At school, Corey wasn’t academically inclined, but music offered a way out. He taught himself piano and
guitar, writing songs from the age of twelve. When a teacher explained he could earn a GCSE through
song writing, it was revelatory. “Until then, I felt like there was no way of getting out,” he admits,
reflecting on the creative constraints of a working-class town weighed down by low expectations.
At fourteen, he formed his first band. By seventeen, he had signed a publishing deal. At eighteen, he
moved to north London, living in a garage for two years on stacked mattresses while friends occupied
the house above. After a breakup with his school sweetheart, he wrote You Are the Reason — the
cinematic tearjerker that would become a global hit for Calum Scott.
Many song writing successes followed. Today, Corey’s songs have amassed more than nine billion
streams, but now he’s ready to step out from the studio and into the spotlight.

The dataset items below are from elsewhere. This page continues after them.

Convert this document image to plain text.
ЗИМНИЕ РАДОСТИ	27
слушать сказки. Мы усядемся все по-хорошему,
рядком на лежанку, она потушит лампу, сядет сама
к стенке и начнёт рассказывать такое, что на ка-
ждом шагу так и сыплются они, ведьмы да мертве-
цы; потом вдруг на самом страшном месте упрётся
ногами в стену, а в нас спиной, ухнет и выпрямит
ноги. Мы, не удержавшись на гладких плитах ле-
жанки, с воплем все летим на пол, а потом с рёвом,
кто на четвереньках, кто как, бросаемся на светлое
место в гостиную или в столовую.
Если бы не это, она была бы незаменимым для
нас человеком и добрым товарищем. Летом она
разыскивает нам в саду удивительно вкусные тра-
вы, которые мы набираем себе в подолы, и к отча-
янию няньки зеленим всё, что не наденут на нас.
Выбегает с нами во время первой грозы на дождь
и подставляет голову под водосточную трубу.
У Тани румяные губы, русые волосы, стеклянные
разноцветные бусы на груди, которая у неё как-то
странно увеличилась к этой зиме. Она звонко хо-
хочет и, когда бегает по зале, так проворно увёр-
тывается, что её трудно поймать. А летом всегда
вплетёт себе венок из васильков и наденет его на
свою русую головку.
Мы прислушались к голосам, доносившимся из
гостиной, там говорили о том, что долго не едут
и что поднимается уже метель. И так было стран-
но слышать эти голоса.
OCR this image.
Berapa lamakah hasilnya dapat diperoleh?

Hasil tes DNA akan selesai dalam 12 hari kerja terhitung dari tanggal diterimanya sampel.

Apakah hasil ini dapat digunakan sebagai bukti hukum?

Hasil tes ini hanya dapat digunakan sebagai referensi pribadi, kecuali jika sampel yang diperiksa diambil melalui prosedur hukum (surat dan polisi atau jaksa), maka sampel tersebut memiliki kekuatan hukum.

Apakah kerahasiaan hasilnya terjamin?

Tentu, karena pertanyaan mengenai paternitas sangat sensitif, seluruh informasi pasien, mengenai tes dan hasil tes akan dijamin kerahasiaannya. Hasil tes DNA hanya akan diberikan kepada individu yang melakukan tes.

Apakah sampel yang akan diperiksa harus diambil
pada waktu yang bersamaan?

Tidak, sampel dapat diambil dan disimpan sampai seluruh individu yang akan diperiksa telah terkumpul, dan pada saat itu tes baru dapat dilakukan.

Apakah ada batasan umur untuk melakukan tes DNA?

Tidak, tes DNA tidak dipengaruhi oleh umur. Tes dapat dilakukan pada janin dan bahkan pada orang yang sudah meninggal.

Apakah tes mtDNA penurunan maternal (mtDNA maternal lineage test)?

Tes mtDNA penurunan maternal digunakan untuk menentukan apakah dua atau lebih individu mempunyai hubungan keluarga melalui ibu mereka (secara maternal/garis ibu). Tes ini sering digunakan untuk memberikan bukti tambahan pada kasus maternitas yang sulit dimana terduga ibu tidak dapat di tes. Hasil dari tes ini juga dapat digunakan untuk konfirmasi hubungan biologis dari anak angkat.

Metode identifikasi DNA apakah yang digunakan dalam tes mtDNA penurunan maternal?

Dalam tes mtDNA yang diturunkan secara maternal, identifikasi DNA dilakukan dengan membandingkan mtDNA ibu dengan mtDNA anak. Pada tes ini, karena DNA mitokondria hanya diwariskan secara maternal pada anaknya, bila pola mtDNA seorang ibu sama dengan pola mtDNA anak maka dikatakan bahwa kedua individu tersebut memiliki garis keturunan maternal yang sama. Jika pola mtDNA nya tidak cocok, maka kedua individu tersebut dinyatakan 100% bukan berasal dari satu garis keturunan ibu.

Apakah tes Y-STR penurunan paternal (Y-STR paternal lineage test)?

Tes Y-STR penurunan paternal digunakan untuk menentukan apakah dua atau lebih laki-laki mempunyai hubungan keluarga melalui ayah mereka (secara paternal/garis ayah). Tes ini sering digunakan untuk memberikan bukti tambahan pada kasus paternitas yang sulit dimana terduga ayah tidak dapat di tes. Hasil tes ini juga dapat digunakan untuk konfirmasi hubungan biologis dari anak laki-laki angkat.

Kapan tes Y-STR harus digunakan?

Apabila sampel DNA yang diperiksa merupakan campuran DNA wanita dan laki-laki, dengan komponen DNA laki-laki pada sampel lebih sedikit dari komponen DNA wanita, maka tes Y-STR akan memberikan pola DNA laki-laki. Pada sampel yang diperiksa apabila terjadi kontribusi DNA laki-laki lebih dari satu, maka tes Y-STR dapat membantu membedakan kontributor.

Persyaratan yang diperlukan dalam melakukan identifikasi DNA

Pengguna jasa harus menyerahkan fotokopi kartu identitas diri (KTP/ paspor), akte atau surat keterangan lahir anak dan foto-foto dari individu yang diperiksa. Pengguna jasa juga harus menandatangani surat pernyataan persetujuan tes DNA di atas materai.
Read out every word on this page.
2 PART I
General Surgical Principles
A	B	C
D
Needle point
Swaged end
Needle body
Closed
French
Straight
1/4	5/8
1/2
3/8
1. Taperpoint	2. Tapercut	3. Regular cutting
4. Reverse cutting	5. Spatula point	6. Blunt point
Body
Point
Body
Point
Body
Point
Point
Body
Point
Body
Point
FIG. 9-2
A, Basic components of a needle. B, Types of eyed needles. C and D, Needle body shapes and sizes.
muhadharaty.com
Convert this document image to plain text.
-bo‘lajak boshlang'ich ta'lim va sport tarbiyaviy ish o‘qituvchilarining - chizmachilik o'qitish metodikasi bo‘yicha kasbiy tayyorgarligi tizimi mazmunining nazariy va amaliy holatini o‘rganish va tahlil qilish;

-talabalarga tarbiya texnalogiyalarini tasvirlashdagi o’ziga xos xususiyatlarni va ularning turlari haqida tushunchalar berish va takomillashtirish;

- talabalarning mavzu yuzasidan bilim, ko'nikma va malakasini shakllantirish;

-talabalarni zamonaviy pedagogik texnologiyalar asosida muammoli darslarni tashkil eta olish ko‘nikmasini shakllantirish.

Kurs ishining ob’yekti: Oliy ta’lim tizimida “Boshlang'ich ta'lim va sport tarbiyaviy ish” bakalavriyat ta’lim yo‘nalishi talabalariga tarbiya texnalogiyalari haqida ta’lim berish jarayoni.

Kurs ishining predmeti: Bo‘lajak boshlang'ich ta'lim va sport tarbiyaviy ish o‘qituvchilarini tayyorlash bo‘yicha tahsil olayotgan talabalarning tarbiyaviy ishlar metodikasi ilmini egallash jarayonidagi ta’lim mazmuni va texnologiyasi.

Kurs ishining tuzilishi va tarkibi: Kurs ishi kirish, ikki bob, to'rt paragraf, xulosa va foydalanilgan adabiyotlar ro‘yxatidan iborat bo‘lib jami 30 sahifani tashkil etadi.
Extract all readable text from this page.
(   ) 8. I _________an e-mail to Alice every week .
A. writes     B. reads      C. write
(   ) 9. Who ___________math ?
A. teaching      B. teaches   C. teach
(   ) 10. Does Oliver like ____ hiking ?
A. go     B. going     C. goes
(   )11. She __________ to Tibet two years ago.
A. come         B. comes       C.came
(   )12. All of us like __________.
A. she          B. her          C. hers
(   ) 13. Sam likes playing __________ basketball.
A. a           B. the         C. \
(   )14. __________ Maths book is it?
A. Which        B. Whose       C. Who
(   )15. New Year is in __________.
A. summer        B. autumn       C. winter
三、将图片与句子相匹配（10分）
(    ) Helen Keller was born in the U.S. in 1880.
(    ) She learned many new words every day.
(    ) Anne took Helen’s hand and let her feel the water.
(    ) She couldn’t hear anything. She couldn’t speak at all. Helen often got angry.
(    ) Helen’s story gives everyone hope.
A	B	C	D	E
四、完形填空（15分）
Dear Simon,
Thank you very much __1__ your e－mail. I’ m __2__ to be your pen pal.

So why the sadness? And is it personal, or cultural? “It’s the DNA of where I grew up — trapped in its
melancholia,” he says. “In Wales, people sing in pubs, but they don’t jump around like they do in
Ireland.”
Reflecting now, Corey sees his roots differently. “I spent my whole life trying to escape. Now I see it as
something beautiful and damaged. I want to write songs for the people — to give them new songs to
sing in the pub, after they’ve finished Delilah.”
Healed from the end of his last relationship, Corey has since found love again. Alongside the sadness,
the album also holds space for songs that don’t deny the damage — but still dare to open the door once
more.
Ultimately, these songs are about storytelling as catharsis: shared pain, nostalgia, healing — and the
hope that quietly emerges in the aftermath.